The Hidden Cost of Being the Strong One
- Apr 7
- 3 min read
By Elizabeth Meigs
Trauma-Informed Resilience Expert | Creator of the Miracle Power Activation System™ |
Host of the Untrapped: Healing Invisible Wounds to Living Your Dreams Podcast

In many leadership circles, being “the strong one” is seen as a badge of honor.
You are the one people rely on.
The one who handles pressure.
The one who pushes through.
You carry responsibility well. You show up. You get the job done.
But many leaders quietly carry a private truth they rarely say out loud:
They are exhausted.
Not just tired after a long week.
Deeply exhausted.
For many high-capacity leaders and faith-driven professionals, strength slowly turns into something else: survival mode.
And survival mode was never meant to last.
Survival is what your body does in a crisis.
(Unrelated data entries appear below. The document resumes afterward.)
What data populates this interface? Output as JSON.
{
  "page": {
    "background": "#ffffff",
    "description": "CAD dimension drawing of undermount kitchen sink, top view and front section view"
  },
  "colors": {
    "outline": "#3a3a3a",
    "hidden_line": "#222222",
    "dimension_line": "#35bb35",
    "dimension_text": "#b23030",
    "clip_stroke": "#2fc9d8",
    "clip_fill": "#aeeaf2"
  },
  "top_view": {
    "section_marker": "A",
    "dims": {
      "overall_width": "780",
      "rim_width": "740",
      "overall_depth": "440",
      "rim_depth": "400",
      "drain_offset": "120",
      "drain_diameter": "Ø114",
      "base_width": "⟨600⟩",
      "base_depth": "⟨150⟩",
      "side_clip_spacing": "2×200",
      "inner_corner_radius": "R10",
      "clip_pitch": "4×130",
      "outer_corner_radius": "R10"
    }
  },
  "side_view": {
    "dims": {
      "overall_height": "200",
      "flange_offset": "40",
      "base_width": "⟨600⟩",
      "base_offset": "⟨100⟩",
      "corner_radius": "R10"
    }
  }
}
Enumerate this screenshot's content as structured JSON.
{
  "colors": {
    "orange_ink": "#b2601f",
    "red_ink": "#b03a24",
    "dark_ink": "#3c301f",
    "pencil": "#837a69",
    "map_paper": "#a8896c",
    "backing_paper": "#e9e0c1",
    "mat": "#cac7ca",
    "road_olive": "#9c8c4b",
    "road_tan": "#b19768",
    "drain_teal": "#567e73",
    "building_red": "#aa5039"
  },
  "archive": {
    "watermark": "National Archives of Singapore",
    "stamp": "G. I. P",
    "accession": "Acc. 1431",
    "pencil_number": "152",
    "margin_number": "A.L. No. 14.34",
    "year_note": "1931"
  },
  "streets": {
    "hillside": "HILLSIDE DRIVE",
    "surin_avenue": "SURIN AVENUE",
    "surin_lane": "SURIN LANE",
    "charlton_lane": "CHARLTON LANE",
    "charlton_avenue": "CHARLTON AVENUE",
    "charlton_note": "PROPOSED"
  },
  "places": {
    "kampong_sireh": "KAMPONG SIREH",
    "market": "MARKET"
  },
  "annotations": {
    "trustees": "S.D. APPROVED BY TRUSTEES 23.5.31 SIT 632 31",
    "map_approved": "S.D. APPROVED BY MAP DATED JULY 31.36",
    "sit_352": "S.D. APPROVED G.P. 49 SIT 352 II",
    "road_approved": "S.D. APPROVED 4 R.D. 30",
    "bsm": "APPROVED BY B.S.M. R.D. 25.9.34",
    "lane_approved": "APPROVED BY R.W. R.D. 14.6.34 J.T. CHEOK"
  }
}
It is designed to help you act fast, solve problems, and move through danger. In those moments, your brain releases stress hormones like cortisol and adrenaline to help you respond.
The system works well for short bursts.
But many leaders live this way for years.
The pressure to perform.
The responsibility of leading others.
The weight of being dependable.
The belief that slowing down would let people down.
Over time, the nervous system never fully powers down.
It stays alert.
Scanning.
Preparing.
Even when the crisis has passed.
Chronic stress slowly changes the body. Sleep becomes difficult. Emotions feel harder to regulate. Focus declines. The mind feels foggy. The smallest problems start to feel overwhelming.
From the outside, many leaders still look strong. They still show up. They still lead well.
But inside, they are running on empty.
I understand this personally.
After a serious accident, I spent nearly twelve years in survival mode. I was functioning. I was doing what I needed to do. But my body never fully relaxed.
I experienced anger I could not explain, emotional shutdown, insomnia, and exhaustion that rest alone could not fix.
Early in my recovery, there was a day when the weight of everything became too much. In desperation, I cried out to God and asked why I was being punished. I could not understand what I had done to deserve what had happened.
Instead of an explanation, I experienced something else: His overwhelming peace.
It was not symbolic. It was physical. My breathing slowed. My body calmed. My thoughts became clear.
That moment revealed something important.
Faith does not ignore how the body works. It often restores it.
Psalm 23 describes this beautifully:
“He makes me lie down in green pastures.
He leads me beside still waters.
He restores my soul.”
Notice the order.
First comes rest.
Then comes restoration.
Many leaders try to reverse the process. They work harder, push longer, and hope peace will eventually come.
But the nervous system heals in safety, not pressure.
The strong ones often forget that strength was never meant to mean constant endurance. Real resilience includes rest, reflection, and reconnection with God.
Over time, this realization became the foundation for the work I now teach through the Miracle Power Activation System™, which helps leaders understand how faith, identity, and nervous system health work together in healing.
Because survival mode may help you endure a season.
But it is not where you were meant to live.
The truth many leaders need to hear is simple:
You do not have to carry everything alone.
You were not created to live in constant strain.
And the Shepherd who leads also restores.
Sometimes the strongest thing a leader can do is finally step out of survival mode—and allow restoration to begin.